Not all cloud storage spaces are created equal. The main reasons that businesses use cloud data centers is to improve the agility of the company and enhance its financial efficiency. However, once your data leaves the local network, it typically ends up stored in the provider’s data center, which might not be the best place for it after all.
What is cloud storage?
Many businesses utilize cloud storage to archive old data, facilitating remote access and information sharing, or as a repository for backing up its primary information. There are likely many appealing factors in utilizing cloud storage, including the ability to quickly expand the IT department without the burden of purchasing and developing more computer infrastructure.
In the last few years, there has been a huge adoption of utilizing cloud storage. This is often a result of increased security, continuous compliance, and the ease of management at nearly every level within the company or organization. As more businesses flocked to the technology, cloud storage is significantly more affordable now than in the past. It serves as a viable solution for many SMBs (small to medium-size businesses) and even has advantages for larger organizations.

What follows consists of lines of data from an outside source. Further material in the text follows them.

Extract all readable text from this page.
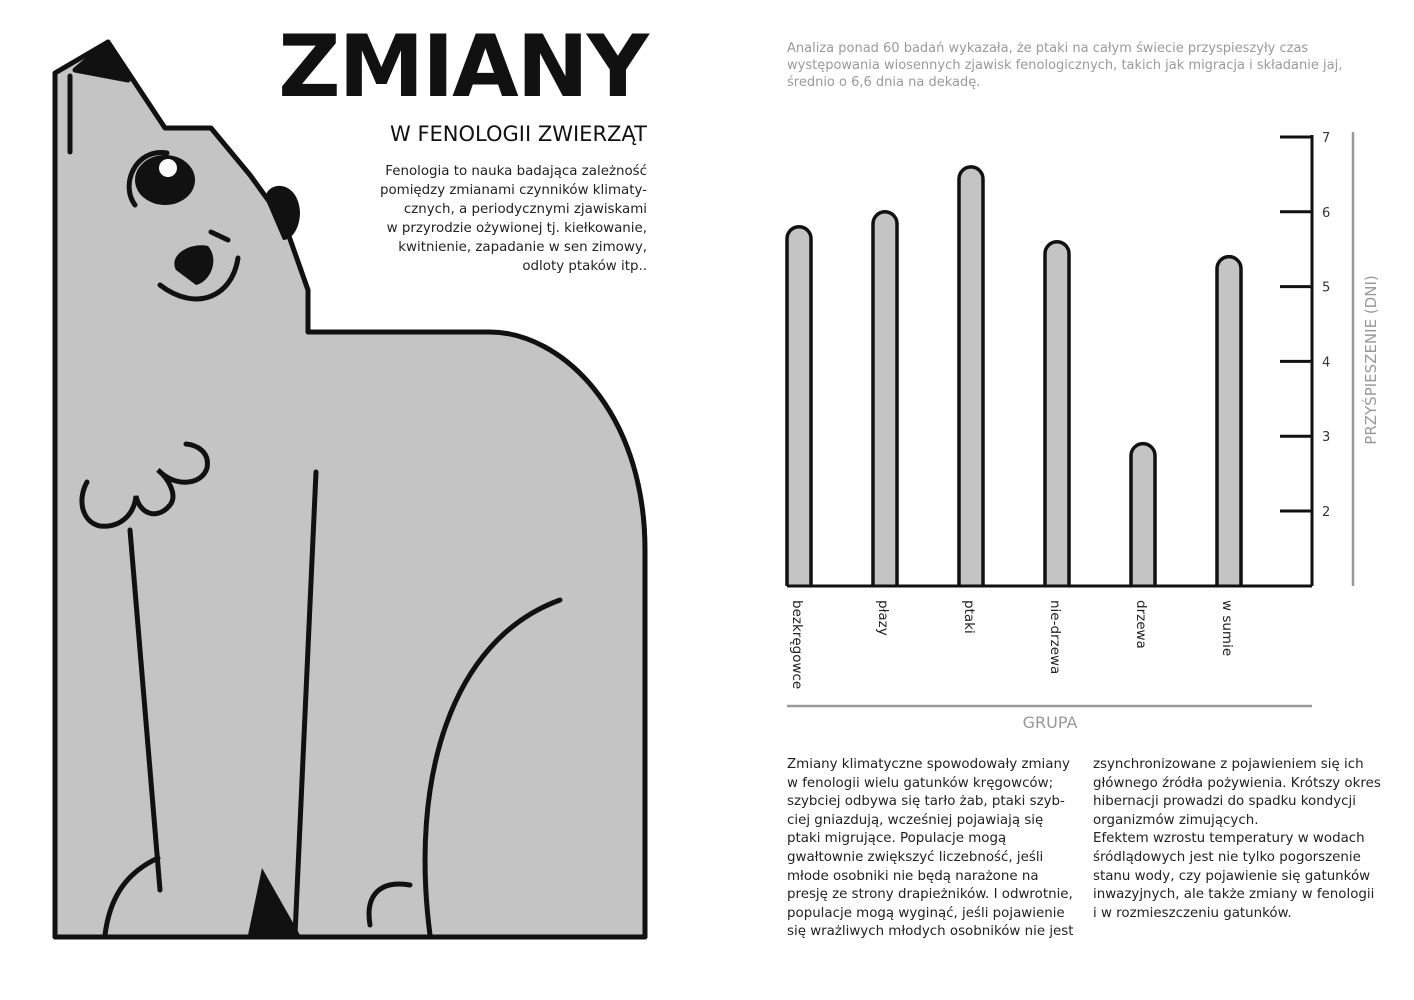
ZMIANY
W FENOLOGII ZWIERZĄT
Fenologia to nauka badająca zależność
pomiędzy zmianami czynników klimaty-
cznych, a periodycznymi zjawiskami
w przyrodzie ożywionej tj. kiełkowanie,
kwitnienie, zapadanie w sen zimowy,
odloty ptaków itp..
Analiza ponad 60 badań wykazała, że ptaki na całym świecie przyspieszyły czas
występowania wiosennych zjawisk fenologicznych, takich jak migracja i składanie jaj,
średnio o 6,6 dnia na dekadę.
2
3
4
5
6
7
bezkręgowce	płazy	ptaki	nie-drzewa	drzewa	w sumie
GRUPA
PRZYŚPIESZENIE (DNI)
Zmiany klimatyczne spowodowały zmiany
w fenologii wielu gatunków kręgowców;
szybciej odbywa się tarło żab, ptaki szyb-
ciej gniazdują, wcześniej pojawiają się
ptaki migrujące. Populacje mogą
gwałtownie zwiększyć liczebność, jeśli
młode osobniki nie będą narażone na
presję ze strony drapieżników. I odwrotnie,
populacje mogą wyginąć, jeśli pojawienie
się wrażliwych młodych osobników nie jest
zsynchronizowane z pojawieniem się ich
głównego źródła pożywienia. Krótszy okres
hibernacji prowadzi do spadku kondycji
organizmów zimujących.
Efektem wzrostu temperatury w wodach
śródlądowych jest nie tylko pogorszenie
stanu wody, czy pojawienie się gatunków
inwazyjnych, ale także zmiany w fenologii
i w rozmieszczeniu gatunków.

Having the ability to move confidential data completely into online cloud storage, many IT service providers and IT departments are able to cut their expenditures in areas that include dedicated staffing, training, cooling, power usage, along with resilient proficiency.
Utilized for Primary Data
Transferring primary data from the business into the cloud is often problematic. The main goal for most administrators in charge of storage is to ensure smooth performance of production data. They often utilize lightning fast drives and links to ensure maximum throughput. This is often accomplished by positioning storage systems next to the servers as a way to minimize or diminish latency.
Using cloud-based technology to store company data can produce slower performance results no matter what type of data is being transferred. This is often a result of limited bandwidth from the ISP, or the data being located at great distances requiring numerous “hops” through the internet. Working in the office, and having company data stored on the other side of the world can significantly slow down delivery times when working in real-time.
Remaining in full compliance with HIPAA, PCI, SOX, GLBA and others often require that the cloud database center be located in the US. Companies can easily fall into noncompliance by selecting the wrong MSP.
As a Backup
Response time is never really a factor when using cloud services as an online backup. Many companies choose to use managed service providers that offer extensive backup services. MSPs can configure the system to backup automatically directly into the cloud account. At its most basic level, using the cloud for backup proves to be a natural application. While the initial backup can take hours if not days, any follow-up backup happens in incremental stages much faster.
Using the cloud as a backup tool is the easiest way to circumvent local disasters, to eliminate any potential loss of data from flooding or natural weather occurrences. The only true downside to using the cloud for backup system is the amount of time it takes to restore a downed server. Transferring huge volumes of data over the Internet can slow down the restore process.
As an Archiving Tool
Unlike backing up which usually happens in little snippets, archiving in the cloud requires bigger chunks of confidential data more often. Additionally, the worth of the data is different than when used primarily for the business or as a backup. By its very definition, archived information is much older and will never change. As a result, managed service providers need to ensure that the process they use will securely store the data and maintain its integrity over time.
The greatest advantage of using cloud technology as an archiving tool is the avoidance of having to purchase additional hardware and the ongoing costs to maintain the data. Typically, in-house archiving tends to be more costly and less reliable, then farming it out to a third-party MSP.
As valuable a tool as cloud technology is for any size company, it is important to maximize the results it provides. Using an MSP that stores its servers in the company’s country of origin will ensure a faster transfer time and higher levels of security. Cloud computing and cloud storage is here to stay. However, it is up to every storage administrator to make the best decisions for the company when selecting a managed service provider.